As I write, seemingly unmendable fractures are appearing in many places around the globe. Under sustained tensions—political, ethnic, religious, and economic—simply the names of certain locales become, over time, tragically synonymous with strife and with death: Afghanistan, Gaza, Iraq, Syria, Ukraine. While the first ways out of crisis are often reflexively humanitarian, the next, sustainable ways to negotiate conflict must be based on deep understandings of the disciplines that promote human understanding—and the understanding of the behavior of human beings.
Success stories exist as well, like free and fair elections after years of political and economic reform in Indonesia, and generalized economic growth in Africa, Latin America, China, and India that is lifting hundreds of millions out of poverty.
This research center—indeed, this University—is founded on the optimistic notion that the deep analysis of honestly gathered and carefully assessed data can improve the human condition.
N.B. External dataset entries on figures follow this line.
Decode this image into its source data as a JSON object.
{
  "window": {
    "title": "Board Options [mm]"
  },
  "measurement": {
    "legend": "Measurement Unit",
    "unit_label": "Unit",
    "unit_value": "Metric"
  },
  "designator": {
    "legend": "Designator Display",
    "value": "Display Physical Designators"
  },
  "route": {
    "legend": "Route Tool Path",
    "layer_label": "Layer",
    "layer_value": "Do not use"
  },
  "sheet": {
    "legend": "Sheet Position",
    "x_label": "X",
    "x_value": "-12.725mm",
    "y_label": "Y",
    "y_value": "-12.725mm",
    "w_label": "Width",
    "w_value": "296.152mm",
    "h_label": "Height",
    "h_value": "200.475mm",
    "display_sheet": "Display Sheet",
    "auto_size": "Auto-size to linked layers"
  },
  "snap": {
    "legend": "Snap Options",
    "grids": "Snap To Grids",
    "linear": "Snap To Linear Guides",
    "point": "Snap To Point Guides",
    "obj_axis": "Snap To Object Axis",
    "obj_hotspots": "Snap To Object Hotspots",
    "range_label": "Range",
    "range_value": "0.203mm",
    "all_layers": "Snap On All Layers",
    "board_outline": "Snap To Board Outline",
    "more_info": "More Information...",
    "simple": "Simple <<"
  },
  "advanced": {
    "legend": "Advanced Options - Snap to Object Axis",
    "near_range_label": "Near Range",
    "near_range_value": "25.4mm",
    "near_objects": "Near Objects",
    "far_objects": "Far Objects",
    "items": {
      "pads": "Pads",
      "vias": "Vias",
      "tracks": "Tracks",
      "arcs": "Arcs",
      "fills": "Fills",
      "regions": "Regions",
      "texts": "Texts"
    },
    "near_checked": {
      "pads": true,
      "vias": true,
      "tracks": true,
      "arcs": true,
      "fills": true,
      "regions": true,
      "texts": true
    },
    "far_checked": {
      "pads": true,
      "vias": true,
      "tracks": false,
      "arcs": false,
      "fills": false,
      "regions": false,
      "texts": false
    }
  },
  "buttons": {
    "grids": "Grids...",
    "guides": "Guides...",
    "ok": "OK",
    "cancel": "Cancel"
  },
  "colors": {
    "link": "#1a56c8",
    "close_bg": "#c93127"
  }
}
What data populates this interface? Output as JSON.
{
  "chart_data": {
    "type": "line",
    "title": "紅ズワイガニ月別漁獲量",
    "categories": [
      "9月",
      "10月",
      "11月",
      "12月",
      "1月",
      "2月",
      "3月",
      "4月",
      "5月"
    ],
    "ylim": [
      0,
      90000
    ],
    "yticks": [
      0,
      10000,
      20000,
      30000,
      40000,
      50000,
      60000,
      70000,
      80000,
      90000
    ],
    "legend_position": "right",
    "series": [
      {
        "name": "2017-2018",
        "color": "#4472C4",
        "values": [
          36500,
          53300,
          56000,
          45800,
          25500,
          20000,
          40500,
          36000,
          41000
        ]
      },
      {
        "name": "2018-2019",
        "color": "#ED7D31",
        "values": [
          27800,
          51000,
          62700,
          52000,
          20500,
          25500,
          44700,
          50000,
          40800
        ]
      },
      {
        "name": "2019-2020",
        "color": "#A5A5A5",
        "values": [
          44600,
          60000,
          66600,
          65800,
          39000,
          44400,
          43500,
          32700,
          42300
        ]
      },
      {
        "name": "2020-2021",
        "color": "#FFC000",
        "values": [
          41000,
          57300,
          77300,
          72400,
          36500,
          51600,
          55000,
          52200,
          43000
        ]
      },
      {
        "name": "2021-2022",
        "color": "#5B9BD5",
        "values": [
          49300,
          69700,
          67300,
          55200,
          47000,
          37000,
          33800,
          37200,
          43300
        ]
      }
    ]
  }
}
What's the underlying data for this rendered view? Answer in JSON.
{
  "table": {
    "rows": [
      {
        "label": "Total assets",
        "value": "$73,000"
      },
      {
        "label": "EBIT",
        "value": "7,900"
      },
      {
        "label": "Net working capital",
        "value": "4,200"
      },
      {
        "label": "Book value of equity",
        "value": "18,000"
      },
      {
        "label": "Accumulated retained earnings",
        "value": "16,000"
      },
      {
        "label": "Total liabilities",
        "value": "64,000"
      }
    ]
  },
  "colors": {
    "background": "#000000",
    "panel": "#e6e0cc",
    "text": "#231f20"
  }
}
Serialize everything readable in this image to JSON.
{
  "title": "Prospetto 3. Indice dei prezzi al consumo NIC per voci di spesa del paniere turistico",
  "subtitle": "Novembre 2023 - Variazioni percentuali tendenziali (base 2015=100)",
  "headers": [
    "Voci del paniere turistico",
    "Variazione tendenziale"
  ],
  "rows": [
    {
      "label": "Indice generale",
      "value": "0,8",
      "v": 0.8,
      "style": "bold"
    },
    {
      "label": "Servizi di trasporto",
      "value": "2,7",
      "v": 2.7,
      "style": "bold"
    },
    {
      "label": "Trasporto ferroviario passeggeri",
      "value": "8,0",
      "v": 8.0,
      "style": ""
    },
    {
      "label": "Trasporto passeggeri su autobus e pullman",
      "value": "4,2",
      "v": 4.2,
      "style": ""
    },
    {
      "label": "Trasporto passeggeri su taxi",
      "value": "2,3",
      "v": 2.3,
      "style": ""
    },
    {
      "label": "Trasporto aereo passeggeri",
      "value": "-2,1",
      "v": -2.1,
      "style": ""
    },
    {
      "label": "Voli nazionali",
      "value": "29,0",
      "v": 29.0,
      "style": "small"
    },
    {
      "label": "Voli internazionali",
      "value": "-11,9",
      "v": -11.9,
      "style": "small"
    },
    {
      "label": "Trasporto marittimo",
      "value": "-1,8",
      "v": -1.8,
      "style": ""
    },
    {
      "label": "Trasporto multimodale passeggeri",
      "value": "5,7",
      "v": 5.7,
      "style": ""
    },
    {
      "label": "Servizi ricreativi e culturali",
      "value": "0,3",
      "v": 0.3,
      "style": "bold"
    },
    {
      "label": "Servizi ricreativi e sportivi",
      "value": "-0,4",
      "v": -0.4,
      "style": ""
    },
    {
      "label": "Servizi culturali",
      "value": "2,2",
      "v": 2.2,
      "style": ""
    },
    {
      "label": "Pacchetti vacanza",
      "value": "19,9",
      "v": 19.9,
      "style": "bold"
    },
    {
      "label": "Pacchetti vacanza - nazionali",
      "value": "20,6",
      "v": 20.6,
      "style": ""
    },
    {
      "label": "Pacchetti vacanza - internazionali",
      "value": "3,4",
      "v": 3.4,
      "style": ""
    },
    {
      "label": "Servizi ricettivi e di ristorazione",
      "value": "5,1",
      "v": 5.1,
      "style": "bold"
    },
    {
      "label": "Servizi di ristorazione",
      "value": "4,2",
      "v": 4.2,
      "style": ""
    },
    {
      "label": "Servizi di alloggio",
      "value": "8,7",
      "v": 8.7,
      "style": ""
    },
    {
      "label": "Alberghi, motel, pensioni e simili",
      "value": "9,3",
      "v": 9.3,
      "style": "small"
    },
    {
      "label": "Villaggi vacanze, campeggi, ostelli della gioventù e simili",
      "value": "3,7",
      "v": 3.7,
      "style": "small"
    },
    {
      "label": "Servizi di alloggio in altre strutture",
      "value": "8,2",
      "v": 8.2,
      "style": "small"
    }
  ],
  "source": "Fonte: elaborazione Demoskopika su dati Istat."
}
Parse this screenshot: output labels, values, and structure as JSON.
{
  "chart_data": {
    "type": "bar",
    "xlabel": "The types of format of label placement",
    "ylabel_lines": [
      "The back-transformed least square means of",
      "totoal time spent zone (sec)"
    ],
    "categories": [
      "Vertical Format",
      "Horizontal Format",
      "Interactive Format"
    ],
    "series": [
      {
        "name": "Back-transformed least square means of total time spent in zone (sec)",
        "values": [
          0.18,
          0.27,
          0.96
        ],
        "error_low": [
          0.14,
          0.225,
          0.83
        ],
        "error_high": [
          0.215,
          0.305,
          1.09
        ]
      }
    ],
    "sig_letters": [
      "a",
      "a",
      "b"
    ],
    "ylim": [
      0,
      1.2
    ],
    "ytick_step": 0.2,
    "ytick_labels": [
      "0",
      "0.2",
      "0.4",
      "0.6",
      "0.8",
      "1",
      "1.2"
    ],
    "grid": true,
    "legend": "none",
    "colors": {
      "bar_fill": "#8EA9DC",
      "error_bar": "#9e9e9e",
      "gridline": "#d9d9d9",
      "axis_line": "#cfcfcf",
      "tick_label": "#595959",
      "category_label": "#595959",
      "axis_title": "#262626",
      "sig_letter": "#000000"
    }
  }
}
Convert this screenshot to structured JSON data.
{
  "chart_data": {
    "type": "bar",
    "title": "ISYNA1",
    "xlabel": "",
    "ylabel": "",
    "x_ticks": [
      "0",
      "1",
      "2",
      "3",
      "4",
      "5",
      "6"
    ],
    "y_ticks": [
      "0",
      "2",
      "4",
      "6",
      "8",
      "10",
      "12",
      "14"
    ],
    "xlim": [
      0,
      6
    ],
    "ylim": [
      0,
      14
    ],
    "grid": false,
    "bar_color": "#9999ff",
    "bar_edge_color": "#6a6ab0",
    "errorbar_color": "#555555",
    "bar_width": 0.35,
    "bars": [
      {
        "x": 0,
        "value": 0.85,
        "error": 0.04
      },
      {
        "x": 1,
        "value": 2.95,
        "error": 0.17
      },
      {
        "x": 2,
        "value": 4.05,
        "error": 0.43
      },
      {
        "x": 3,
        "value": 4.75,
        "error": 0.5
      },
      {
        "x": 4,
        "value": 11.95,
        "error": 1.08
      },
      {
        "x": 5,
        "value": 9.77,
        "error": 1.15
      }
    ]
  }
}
We also put to work a belief that the free exercise of the quest for knowledge is, in itself, a worthy human endeavor.
As we offer grants and advice to students in the field knowing that, to some extent, their very being in harm’s way is the best path to knowledge; as we launch new seminars with fresh scholarly constituencies that push the frontiers of knowledge in new and different ways; as we provide funding and administrative support for conferences that assemble scholars from around the world, forging new intellectual partnerships; as we host visiting professors and scholars from places that have little access to resources like ours; and as we provide large grants for truly innovative thinking that can change the way we think about and can solve some of the world’s most intractable problems, the Weatherhead Center is serving a large community of thinkers who sustain an even larger community of doers.
We are appreciative of the opportunity to uphold the ideals of our founders and our supporters in these ways, and so we enthusiastically welcome the challenges and opportunities of our new year.